The reason for delay in posting this has been because I've been toying with whether I should write on segmentation or not. So much has been written on this subject that it makes me a little hesitant about revisiting this space.
What got me to finally pen this was the title of a paper at an upcoming conference that said 'How statistics get in the way of actionable segmentation'. I don't know what the presenters have to say (must source a copy after the conference) but the title made me laugh. The two words that stuck in my head were 'statistics' and 'actionable segmentation' and whether the twain will ever meet.
I have undertaken enumerable segmentation projects in my career, some simple, others complex, yet others that go nowhere. All of them in the end have the same things in common:
- Too many bases variables
- Over reliance on cluster analysis as the primary tool for segmentation
- Use of subjective judgement to evaluate results of the cluster solution
- Lack of reliability and validity tests on the solution
- Recreation of the scientific solution into a more 'creative and arty' one
What the above means for managers who implement segmentation solutions is that they could be formulating strategy and targeting segments that are unstable and unreal. There exists a body of research that calls for a deeper look at the statistics and data that go into cluster analysis and segmentation(I will be happy to provide the references).
The real issue continues to be an inability of both analysts and practitioners to put together a common road map for segmentation that takes into account statistical robustness of the technique along with creation of actionable segments that can be targeted through focused marketing programs. In my experience, the science of segmentation gets lost in the art.
Here are the five key things that analysts and practitioners must do to create better, robust and more scientific segments-
- Choose bases variables for segmentation that tie in with the end goal of segmentation and keep their number not more than 8-10. Build a set of good profiling variables that tie into the bases variables(there is no restriction in number here).
- Explore other tools for segmentation(sometimes simple business rules work just as well). Latent class analysis offers excellent alternatives for both survey and crm data and is still a highly underused technique. Try two techniques, if possible and compare and contrast results.
- Use a variety of statistical parameters to evaluate a solution instead of relying on one or two or on subjectivity. Decide which metrics you want to look at before the study. For example-dendograms, change rate, psuedo Rsq, hotelling's Tsq can be some metrics for evaluating no. of clusters in a cluster solution. The BIC, p-value, parsimony(no. of parameters) and the bootstrap p-value can be the parameters to nail number of segments in a latent class segmentation. Reliance on 'many' statistics vs. 'few' should be the mantra.
- Test reliability through hold out samples and validity through looking at profiling variables and how they differentiate the solution.
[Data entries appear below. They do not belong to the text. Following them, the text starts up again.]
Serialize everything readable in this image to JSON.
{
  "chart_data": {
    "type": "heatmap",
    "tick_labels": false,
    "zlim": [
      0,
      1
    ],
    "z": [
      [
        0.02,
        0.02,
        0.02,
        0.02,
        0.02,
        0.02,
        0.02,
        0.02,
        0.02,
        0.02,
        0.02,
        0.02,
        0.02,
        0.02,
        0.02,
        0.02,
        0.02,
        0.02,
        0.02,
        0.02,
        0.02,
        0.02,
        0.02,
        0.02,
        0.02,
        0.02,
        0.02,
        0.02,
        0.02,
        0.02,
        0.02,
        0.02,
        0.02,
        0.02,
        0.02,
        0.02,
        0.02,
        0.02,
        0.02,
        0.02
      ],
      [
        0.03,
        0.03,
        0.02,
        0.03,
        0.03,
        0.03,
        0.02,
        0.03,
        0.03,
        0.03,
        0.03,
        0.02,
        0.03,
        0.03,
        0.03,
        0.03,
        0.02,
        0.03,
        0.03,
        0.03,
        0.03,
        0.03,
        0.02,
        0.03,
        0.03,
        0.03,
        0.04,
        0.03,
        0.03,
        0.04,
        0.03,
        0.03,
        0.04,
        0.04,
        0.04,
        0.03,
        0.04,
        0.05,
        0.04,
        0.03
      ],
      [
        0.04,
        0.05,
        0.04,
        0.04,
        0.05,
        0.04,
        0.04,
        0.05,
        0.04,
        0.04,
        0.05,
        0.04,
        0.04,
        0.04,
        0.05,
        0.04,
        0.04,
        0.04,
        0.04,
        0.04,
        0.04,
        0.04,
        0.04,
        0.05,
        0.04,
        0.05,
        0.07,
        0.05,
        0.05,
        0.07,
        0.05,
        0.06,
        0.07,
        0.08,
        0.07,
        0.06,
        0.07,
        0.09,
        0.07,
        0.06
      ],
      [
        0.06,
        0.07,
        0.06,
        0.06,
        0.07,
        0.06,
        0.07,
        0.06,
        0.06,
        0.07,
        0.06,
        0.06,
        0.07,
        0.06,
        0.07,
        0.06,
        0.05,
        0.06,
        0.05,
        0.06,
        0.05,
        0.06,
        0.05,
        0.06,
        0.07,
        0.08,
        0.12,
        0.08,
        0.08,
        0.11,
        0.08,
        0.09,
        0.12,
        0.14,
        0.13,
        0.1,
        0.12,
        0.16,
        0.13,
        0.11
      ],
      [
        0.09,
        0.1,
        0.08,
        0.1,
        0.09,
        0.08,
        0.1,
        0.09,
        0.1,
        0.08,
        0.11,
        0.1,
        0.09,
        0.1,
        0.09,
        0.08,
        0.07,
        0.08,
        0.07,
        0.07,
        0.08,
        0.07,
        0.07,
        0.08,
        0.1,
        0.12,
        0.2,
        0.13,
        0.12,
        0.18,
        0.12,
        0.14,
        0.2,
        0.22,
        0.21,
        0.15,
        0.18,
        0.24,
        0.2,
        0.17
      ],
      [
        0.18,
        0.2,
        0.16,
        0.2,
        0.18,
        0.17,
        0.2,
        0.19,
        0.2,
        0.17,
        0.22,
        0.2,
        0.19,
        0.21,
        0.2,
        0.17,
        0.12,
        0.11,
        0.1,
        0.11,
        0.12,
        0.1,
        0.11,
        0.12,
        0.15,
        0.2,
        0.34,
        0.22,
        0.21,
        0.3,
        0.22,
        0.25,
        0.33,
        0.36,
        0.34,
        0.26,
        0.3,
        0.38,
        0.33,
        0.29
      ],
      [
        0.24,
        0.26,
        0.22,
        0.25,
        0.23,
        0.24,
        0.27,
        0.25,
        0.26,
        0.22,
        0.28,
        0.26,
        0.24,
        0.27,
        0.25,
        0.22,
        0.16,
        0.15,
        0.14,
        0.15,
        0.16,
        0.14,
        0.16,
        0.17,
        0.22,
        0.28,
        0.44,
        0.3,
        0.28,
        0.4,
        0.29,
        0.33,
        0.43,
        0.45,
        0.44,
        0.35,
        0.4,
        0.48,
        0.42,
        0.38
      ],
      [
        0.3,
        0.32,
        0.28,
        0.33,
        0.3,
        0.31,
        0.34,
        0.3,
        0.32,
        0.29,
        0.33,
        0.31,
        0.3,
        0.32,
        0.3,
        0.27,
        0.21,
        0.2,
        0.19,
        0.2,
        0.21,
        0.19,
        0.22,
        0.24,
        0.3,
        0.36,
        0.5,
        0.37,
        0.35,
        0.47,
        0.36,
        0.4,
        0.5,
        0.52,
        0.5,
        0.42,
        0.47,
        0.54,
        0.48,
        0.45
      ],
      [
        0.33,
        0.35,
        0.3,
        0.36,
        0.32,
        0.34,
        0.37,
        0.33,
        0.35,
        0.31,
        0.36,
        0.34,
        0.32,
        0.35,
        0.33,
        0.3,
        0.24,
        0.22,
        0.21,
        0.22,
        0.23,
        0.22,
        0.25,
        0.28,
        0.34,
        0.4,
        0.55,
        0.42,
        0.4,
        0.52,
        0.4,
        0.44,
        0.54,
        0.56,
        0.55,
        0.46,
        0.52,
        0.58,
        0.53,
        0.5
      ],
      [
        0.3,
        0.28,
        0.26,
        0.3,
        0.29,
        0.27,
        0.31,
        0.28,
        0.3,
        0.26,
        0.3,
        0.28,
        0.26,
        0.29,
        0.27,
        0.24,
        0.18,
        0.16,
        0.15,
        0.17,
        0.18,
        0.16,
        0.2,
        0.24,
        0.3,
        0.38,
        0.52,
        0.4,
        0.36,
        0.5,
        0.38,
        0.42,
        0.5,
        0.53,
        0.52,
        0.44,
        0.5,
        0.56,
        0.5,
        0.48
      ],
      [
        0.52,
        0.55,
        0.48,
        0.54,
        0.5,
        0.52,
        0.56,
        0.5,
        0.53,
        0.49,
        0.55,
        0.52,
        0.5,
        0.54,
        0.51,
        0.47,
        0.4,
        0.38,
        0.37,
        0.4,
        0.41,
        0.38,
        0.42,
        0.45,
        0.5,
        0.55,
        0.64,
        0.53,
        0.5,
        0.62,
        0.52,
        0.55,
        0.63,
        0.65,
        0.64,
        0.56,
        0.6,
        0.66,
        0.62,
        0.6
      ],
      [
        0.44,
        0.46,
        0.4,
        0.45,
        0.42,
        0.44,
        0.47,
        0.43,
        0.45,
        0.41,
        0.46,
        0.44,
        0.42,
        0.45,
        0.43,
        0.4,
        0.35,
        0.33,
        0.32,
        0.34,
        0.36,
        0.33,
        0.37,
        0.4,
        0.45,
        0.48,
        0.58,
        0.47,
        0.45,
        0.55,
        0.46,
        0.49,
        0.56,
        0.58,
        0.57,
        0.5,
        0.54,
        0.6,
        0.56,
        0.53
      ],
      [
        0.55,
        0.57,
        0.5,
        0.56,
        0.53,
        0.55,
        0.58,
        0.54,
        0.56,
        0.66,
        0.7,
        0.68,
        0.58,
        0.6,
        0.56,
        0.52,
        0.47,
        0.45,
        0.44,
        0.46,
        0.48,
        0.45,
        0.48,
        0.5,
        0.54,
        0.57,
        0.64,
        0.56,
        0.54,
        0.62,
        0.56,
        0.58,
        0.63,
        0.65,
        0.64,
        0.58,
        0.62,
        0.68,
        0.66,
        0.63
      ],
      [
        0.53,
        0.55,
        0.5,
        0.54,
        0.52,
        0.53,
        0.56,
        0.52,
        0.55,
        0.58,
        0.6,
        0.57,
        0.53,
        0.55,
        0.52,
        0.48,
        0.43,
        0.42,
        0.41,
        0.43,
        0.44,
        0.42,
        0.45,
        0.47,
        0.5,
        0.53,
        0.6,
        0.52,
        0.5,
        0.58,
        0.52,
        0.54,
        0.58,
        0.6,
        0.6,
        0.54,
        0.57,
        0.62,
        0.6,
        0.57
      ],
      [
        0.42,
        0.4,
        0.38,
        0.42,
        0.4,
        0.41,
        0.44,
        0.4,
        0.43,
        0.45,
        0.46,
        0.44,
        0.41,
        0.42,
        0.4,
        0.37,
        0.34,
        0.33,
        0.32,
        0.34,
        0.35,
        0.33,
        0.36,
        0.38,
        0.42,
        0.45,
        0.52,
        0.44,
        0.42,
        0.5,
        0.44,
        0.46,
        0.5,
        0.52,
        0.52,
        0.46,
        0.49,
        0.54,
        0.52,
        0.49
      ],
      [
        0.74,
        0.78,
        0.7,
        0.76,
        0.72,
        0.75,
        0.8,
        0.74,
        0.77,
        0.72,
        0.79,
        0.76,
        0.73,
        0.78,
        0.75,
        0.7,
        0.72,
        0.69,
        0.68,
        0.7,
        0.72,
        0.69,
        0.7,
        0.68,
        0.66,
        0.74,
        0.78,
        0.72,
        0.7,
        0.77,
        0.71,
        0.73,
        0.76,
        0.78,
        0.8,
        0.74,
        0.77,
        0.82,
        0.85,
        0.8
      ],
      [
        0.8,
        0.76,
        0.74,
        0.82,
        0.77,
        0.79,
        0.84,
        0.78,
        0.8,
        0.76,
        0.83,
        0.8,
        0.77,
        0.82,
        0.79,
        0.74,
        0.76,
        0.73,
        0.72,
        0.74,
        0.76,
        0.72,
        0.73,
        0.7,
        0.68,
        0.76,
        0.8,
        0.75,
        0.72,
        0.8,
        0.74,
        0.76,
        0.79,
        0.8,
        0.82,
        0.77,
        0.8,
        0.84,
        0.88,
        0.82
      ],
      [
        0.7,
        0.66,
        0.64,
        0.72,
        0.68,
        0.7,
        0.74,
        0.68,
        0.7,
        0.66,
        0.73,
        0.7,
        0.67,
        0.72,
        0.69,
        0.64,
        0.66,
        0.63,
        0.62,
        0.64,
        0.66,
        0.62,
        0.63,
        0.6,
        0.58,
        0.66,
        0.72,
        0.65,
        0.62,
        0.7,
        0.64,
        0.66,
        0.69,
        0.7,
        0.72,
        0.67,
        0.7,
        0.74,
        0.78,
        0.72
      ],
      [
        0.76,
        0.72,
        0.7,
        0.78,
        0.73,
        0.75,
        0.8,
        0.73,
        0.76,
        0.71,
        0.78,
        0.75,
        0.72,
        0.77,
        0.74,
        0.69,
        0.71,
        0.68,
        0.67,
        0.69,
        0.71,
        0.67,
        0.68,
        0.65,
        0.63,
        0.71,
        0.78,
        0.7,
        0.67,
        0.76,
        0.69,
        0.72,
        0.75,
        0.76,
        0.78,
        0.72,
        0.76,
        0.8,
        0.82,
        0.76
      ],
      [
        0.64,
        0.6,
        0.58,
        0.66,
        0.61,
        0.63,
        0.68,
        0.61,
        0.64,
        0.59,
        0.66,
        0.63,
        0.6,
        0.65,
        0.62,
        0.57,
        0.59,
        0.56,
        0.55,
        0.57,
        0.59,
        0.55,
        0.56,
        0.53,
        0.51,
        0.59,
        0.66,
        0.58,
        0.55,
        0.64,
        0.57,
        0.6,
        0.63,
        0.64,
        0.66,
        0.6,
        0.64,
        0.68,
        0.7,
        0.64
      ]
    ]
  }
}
The holdout sample results must match those of the developmental sample in terms of the number of segments and profiles. Most of the picked profiling variables must adequately differentiate the final segment solution. If there is an issue with reliability and validity-the solution may have a problem. Going back and reworking the same is the best way out.
- Don't use the art of segmentation to sidestep the science for a solution, use it if you will to add to the same.